My girlfriend is mocking me, telling me I should have just bought SkyPlus. 

I understand the adaptor sold (and not yet delivered) by TIVO for 29.99 can be purchased online for £8 from
t i v o l a n d d o t c o m 
(sorry forum software wouldnt let me post url in normal form)

So I am going to try this and attempt to get a refund from TIVO. I believe most credit card companies will do this if an online order is not delivered within 30 days.

I hope this post may help save some people some time and money.


----------



## cwaring (Feb 12, 2002)

Firstly, welcome to the Tivolution. Secondly, please slap your poor, mis-informed and quite possibly dillusional GF for me 

Yes, Tivo CS in the UK is run by Sky Subscriber Services Ltd. Rest assured that that is _all_ they do for them though.

Also, when you do finaly get your dongle, if you place the wand just over the third digit and about an inch 'out' from the STB you should get 99.9% perfect channel changes


----------



## Parrot of Doom (Nov 23, 2004)

I've got one lying on a shelf mate, you can have it for P&P, lets say a tenner?

PM me if you want more details.


----------



## 6022tivo (Oct 29, 2002)

Hi, if it does turn up you should get a returns form also?? I did for a replacment peanut years ago.

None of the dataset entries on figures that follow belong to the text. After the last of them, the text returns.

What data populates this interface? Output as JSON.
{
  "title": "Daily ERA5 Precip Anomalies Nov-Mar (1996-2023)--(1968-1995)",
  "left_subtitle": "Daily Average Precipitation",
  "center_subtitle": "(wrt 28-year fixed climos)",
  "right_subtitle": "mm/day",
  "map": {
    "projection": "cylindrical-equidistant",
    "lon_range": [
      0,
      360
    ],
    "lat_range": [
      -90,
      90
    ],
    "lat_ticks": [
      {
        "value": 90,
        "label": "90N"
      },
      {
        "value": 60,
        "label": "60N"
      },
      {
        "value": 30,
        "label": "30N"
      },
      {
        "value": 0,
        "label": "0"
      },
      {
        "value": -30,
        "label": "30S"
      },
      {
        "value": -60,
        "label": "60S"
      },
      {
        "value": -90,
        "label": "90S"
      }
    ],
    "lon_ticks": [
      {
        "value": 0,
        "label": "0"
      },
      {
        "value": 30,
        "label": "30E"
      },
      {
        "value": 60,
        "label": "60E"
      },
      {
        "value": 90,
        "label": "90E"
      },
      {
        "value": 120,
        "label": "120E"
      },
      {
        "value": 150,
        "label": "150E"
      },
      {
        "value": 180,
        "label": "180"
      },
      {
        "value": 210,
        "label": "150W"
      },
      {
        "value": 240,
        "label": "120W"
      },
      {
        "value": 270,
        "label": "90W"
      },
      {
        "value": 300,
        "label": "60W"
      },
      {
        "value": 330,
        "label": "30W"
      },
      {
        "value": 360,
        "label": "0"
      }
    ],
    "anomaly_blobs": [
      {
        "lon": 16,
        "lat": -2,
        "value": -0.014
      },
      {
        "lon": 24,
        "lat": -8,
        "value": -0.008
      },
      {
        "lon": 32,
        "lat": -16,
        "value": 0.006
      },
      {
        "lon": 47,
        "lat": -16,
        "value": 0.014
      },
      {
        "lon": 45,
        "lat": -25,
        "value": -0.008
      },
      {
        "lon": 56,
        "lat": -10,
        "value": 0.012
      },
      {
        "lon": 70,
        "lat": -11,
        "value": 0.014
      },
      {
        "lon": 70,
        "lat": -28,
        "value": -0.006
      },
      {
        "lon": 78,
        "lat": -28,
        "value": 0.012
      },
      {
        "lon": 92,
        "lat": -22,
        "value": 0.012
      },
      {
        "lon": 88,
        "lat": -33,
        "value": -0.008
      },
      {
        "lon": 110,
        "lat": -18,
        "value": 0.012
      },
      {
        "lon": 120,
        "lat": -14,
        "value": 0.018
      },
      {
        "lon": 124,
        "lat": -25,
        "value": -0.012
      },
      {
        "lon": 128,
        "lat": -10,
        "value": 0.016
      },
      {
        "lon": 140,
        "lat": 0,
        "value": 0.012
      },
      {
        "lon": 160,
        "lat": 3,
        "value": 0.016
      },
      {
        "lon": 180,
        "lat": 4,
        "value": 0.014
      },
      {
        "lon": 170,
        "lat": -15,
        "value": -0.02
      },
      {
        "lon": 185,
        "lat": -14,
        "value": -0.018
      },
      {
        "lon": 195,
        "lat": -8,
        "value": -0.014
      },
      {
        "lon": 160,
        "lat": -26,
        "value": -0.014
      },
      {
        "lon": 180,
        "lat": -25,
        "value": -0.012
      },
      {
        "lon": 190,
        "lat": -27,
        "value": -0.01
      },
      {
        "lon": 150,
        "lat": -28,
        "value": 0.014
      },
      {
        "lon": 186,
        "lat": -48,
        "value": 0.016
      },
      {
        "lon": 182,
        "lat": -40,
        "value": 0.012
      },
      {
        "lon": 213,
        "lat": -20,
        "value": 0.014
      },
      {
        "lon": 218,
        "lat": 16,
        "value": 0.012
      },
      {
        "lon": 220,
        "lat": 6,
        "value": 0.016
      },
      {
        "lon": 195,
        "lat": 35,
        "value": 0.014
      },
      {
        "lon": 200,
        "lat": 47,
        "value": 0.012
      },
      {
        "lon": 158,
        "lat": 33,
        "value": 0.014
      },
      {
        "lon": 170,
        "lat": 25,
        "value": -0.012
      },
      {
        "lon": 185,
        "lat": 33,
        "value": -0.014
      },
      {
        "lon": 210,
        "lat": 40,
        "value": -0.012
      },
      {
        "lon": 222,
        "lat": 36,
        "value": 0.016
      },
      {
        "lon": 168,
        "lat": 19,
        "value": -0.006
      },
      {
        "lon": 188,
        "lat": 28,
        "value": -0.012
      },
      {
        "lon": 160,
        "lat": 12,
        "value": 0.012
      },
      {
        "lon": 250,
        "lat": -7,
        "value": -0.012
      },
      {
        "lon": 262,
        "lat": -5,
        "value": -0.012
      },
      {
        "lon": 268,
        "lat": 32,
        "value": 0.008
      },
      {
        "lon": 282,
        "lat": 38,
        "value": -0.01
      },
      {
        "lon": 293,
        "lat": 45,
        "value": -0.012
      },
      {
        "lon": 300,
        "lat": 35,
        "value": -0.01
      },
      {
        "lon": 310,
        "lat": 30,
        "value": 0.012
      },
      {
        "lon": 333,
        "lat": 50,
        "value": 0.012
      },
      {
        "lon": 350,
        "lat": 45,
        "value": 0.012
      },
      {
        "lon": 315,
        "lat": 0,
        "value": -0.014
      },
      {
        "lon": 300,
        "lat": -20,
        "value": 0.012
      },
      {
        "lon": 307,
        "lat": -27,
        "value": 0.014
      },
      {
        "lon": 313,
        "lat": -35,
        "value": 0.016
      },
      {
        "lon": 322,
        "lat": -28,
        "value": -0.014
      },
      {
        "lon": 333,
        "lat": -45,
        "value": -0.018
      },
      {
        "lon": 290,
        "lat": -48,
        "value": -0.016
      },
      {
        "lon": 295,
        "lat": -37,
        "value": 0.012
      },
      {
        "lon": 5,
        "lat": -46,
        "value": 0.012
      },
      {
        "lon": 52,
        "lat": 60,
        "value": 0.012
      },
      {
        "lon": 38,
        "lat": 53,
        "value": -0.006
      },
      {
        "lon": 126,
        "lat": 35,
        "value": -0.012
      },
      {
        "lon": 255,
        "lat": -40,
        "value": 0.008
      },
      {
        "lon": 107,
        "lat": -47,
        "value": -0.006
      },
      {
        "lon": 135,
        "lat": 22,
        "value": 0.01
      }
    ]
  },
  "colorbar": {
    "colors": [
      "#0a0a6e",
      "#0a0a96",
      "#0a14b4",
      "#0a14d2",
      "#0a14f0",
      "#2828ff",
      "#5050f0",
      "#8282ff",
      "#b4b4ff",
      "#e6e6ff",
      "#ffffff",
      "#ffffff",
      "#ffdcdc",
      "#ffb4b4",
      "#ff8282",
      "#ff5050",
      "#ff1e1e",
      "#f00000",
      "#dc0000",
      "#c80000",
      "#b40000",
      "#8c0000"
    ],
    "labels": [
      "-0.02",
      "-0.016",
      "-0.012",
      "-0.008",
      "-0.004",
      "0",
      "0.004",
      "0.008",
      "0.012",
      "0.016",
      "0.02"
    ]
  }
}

I use a dongle (from ebay £5 in my case) with my Pace 2000, I NEVER need to reset my STB and always get 100% channel changes with it, so go get and enjoy your tivo.


----------



## nootopian (Jan 7, 2006)

Thanks so much for your help guys. I am starting to feel the love already.

Parrot - thanks for offer, I am watching an ebay auction right now and if that doesnt work out Ill be in touch.

6022tivo - you returned a peanut? you are a better consumer activist than I can ever hope to be. good work.

im off to buy a lost dvd to make domestic peace.

thanks again


----------



## nootopian (Jan 7, 2006)

Today I received a package with SKY logos, it contained a despatch note for a Tivo cable adaptor and for some reason a...

scart lead

but no cable adaptor.

I would love to be a tivo evangelist like so many on these forums but they are making it very hard


----------



## cwaring (Feb 12, 2002)

You're not having much luck, are you  Hope you sort it all out soon. Believe me, after a week you'll wonder how you ever managed without one!


----------



## 6022tivo (Oct 29, 2002)

And I have only received a Peanut off them...  

BTW, A Peanut is what we call the remote..

You are not having much luck are you...


----------



## AMc (Mar 22, 2002)

nootopian - if I were you I would ring Tivo CS up and ask for a refund and then buy from Tivoland who have a good reputation here and are half the price! You've waited too long and got the wrong thing from Tivo CS.

Try not to be too discouraged. When I got my Tivo I had a Pace 4000 and wasn't expecting to need a dongle. The day I got my Tivo Telewest issued an update that broke IR control for the 4000 so I have to wait a week for a dongle from Tivo CS anyway - I guess they were more on the ball back then!

It is worth the wait but I sympathise that this must be frustrating.


----------